Political Notebook


Pence’s committee visit had precedent

Gov. Mike Pence pulled an interesting tool out of his arsenal last week, testifying before a legislative committee to push his preschool program.

Governors rarely visit lawmakers on their home turf – the committee room – and the tactic is usually saved for a key priority. It was the first time Pence used it since taking office in January 2013.

Pence delivered a succinct, polished speech on state funding for early-childhood education to the Senate Education Committee. He used the same talking points he had used in recent months and declined to take any questions from the panel.

Compare that with the last time a governor went before a legislative committee: Gov. Mitch Daniels in 2008.

He was pushing a property tax overhaul during a visit to the House Ways and Means Committee.

Daniels spent almost two hours being peppered with questions from the Democratic-controlled panel about his property tax overhaul plan. At least some of the questions were provided to Daniels beforehand. From income taxes to the constitutionality of tax caps, he handled them all.

To be fair, though, Daniels’ performance was not typical.

In January 2002, then-Gov. Frank O’Bannon also went to the House Ways and Means Committee, this time to support a budget deficit plan that included raising tobacco and gambling taxes.

A story then said his speech was short and repetitive of what he had said during the past month. He took no questions.

Then in May 2002 during a special session, O’Bannon went to Ways and Means again, citing an impending budget crisis in education and seeking the same tax increases again.

The end result of that 40-day special session was a tax-and-budget bill that raised cigarette and wagering taxes; increased sales and gasoline taxes; cut property taxes substantially; and set in process an elimination of the business inventory tax and the corporate gross income tax.

Evolution debate

The Kentucky auditorium audience at a debate between creationist Ken Ham and evolution supporter Bill Nye this month included Rep. Marlin Stutzman, R-3rd.

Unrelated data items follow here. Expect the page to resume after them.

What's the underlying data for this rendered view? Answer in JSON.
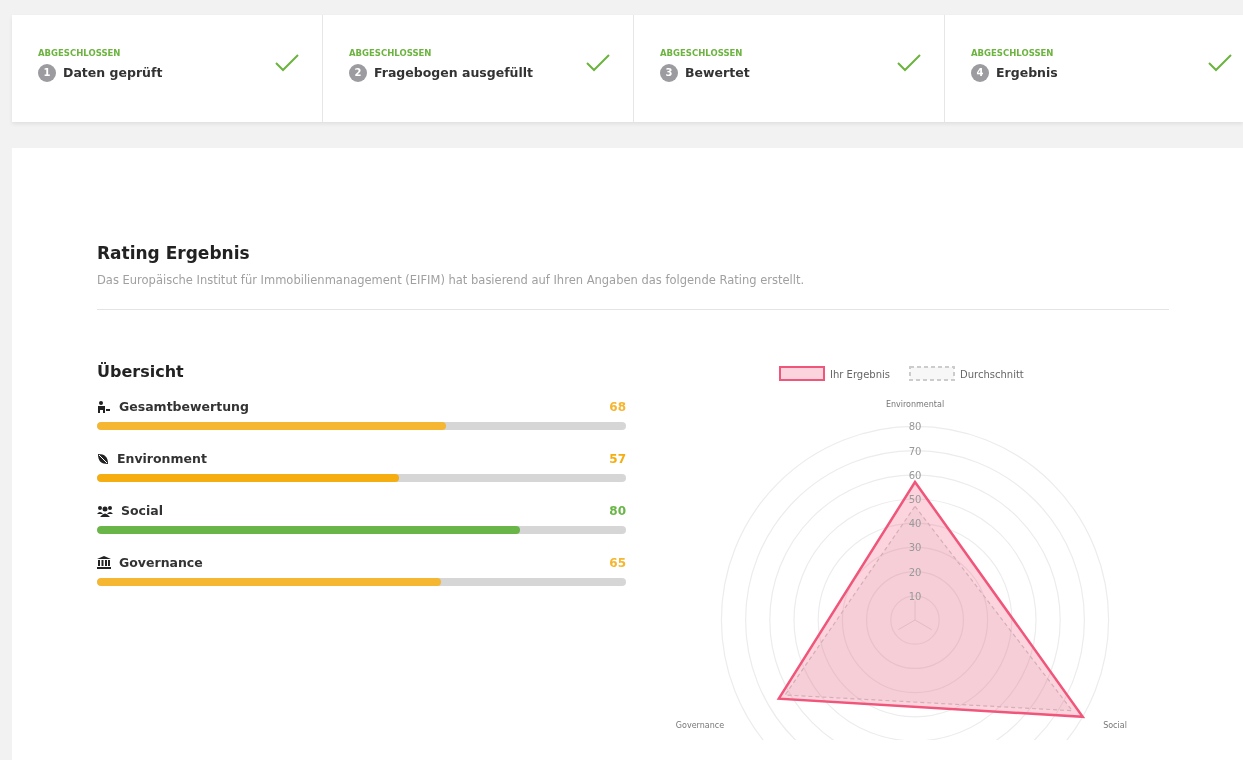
{
  "steps": [
    {
      "status": "ABGESCHLOSSEN",
      "number": "1",
      "label": "Daten geprüft",
      "done": true
    },
    {
      "status": "ABGESCHLOSSEN",
      "number": "2",
      "label": "Fragebogen ausgefüllt",
      "done": true
    },
    {
      "status": "ABGESCHLOSSEN",
      "number": "3",
      "label": "Bewertet",
      "done": true
    },
    {
      "status": "ABGESCHLOSSEN",
      "number": "4",
      "label": "Ergebnis",
      "done": true
    }
  ],
  "result": {
    "title": "Rating Ergebnis",
    "description": "Das Europäische Institut für Immobilienmanagement (EIFIM) hat basierend auf Ihren Angaben das folgende Rating erstellt."
  },
  "overview": {
    "title": "Übersicht",
    "metrics": [
      {
        "kind": "overall",
        "label": "Gesamtbewertung",
        "value": "68",
        "level": 0.66,
        "color": "#f5b631"
      },
      {
        "kind": "environment",
        "label": "Environment",
        "value": "57",
        "level": 0.57,
        "color": "#f5ad0f"
      },
      {
        "kind": "social",
        "label": "Social",
        "value": "80",
        "level": 0.8,
        "color": "#6ab547"
      },
      {
        "kind": "governance",
        "label": "Governance",
        "value": "65",
        "level": 0.65,
        "color": "#f5b631"
      }
    ]
  },
  "chart": {
    "legend": [
      "Ihr Ergebnis",
      "Durchschnitt"
    ],
    "axis_labels": [
      "Environmental",
      "Social",
      "Governance"
    ],
    "scale_labels": [
      "80",
      "70",
      "60",
      "50",
      "40",
      "30",
      "20",
      "10"
    ]
  }
}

Stutzman’s Facebook page reported that he and his wife, Christy, attended.

“Very excited to get to see it in person,” she wrote.

A member of Stutzman’s staff confirmed that the second-term congressman was at the Feb. 4 debate at the Creation Museum founded by Ham in Petersburg, Ky.

“He enjoyed hearing both sides of the debate. He considers himself a creationist,” Stutzman’s staffer said.

Stutzman had been invited by a friend and “paid for the trip out of his own pocket,” the staffer said.

The U.S. House website shows that Stutzman missed no roll-call votes to attend the debate between Ham, a biblical literalist who contends the Earth is about 6,000 years old, and Nye, best known for his 1990s TV show “Bill Nye the Science Guy.”

According to news reports, more than 3 million people watched the televised debate.

One last challenger

Democrat Fred Haigh has also filed to run for the 84th House District seat.

Haigh’s name was not immediately updated on a secretary of state listing Feb. 7 following the noon filing deadline.

He has been an educator in public and private schools, a financial planner and adjunct faculty member to Manchester University and Ball State University.

“I am passionate about our community and the future of education in Indiana,” Haigh said. “Throughout my career, I have seen Fort Wayne grow and have been an advocate for the revitalization of our downtown. But I strongly believe that the 84th House District has not been represented fairly, wisely, or with an open mind. We need a new representative who will focus on area jobs, economic growth, and middle-class values, not someone who is focused on distracting social issues.”

He is unopposed on the Democratic primary ballot.

On the GOP side, incumbent Rep. Bob Morris, R-Fort Wayne, faces challenger Michael Barranda.